Title: Biocide-Free Antifouling on Insulating Surface by Wave-Driven Triboelectrification-Induced Potential Oscillation
Publication Date:
September 06, 2016
Journal: Advanced Materials Interfaces
Volume: 3
Issue: 17
Publisher: Wiley
Stressor:
Technology Type:

Document Access

Website: External Link

Citation

Zhao, X.; Tian, J.; Kuang, S.; Ouyang, H.; Yan, L.; Wang, Z.; Li, Z.; Zhu, G. (2016). Biocide-Free Antifouling on Insulating Surface by Wave-Driven Triboelectrification-Induced Potential Oscillation. Advanced Materials Interfaces, 3(17).
Abstract: 

A biocide-free antifouling method on wetted insulating surfaces, enabled by the oscillation of electric potential generated by an integrated triboelectric wave harvester (I-TEWH) is reported. Distinct from previous studies that reported antifouling on conducting surfaces by applying an additional power source, this method achieves antifouling on insulating surfaces with zero-power consumption. The electric potential in the vicinity of a protected surface oscillates in large amplitude as a result of periodically accumulated free electrons on an underlying electrode.
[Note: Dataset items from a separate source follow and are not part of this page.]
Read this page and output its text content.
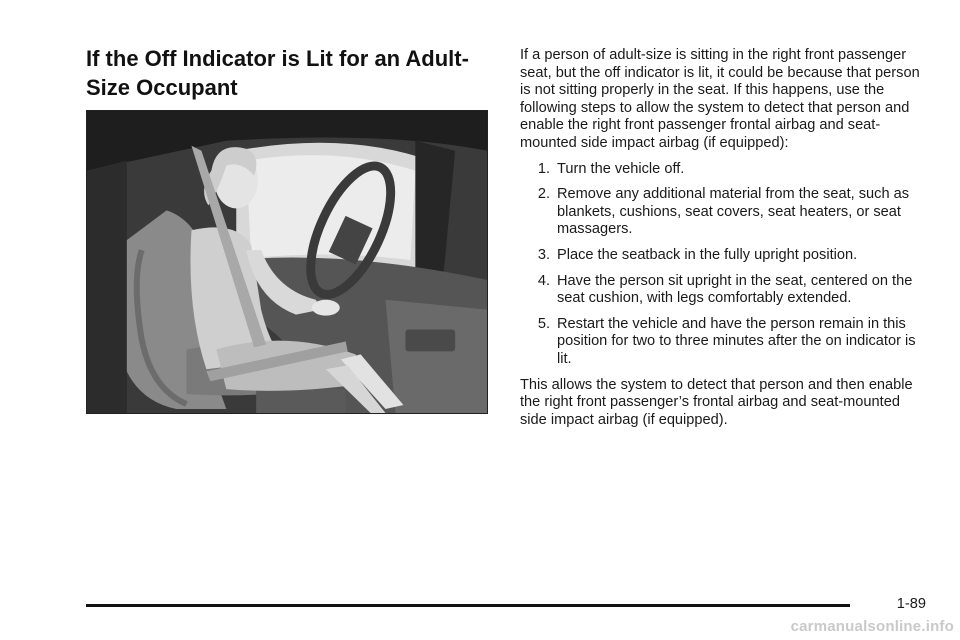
If the Off Indicator is Lit for an Adult-Size Occupant

If a person of adult-size is sitting in the right front passenger seat, but the off indicator is lit, it could be because that person is not sitting properly in the seat. If this happens, use the following steps to allow the system to detect that person and enable the right front passenger frontal airbag and seat-mounted side impact airbag (if equipped):

1. Turn the vehicle off.
2. Remove any additional material from the seat, such as blankets, cushions, seat covers, seat heaters, or seat massagers.
3. Place the seatback in the fully upright position.
4. Have the person sit upright in the seat, centered on the seat cushion, with legs comfortably extended.
5. Restart the vehicle and have the person remain in this position for two to three minutes after the on indicator is lit.

This allows the system to detect that person and then enable the right front passenger’s frontal airbag and seat-mounted side impact airbag (if equipped).

1-89
carmanualsonline.info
The dynamic flow of the free electrons is driven by the I-TEWH that converts ambient wave energy by solid–liquid interface triboelectrification. As a consequence, the oscillating electric potential disturbs the inherent charge distribution on microbes due to electrostatic induction, preventing their initial adhesion onto the protected surface and thus prohibiting the subsequent formation of macroorganisms. Significant anti-adhesion efficiencies of as high as 99.3%, 99.1%, and 96.0% are achieved for negative-gram bacteria (Escherichia coli), positive-gram bacteria (Staphylococcus aureus), and diatoms (bacillariophyceze), respectively, on a smooth surface. The antifouling efficiency on a roughened surface with micro/nanostructures can be further enhanced by another 75%. This approach can be potentially utilized in coastal constructions, offshore facilities, and vessels that are either moving or stationary in port.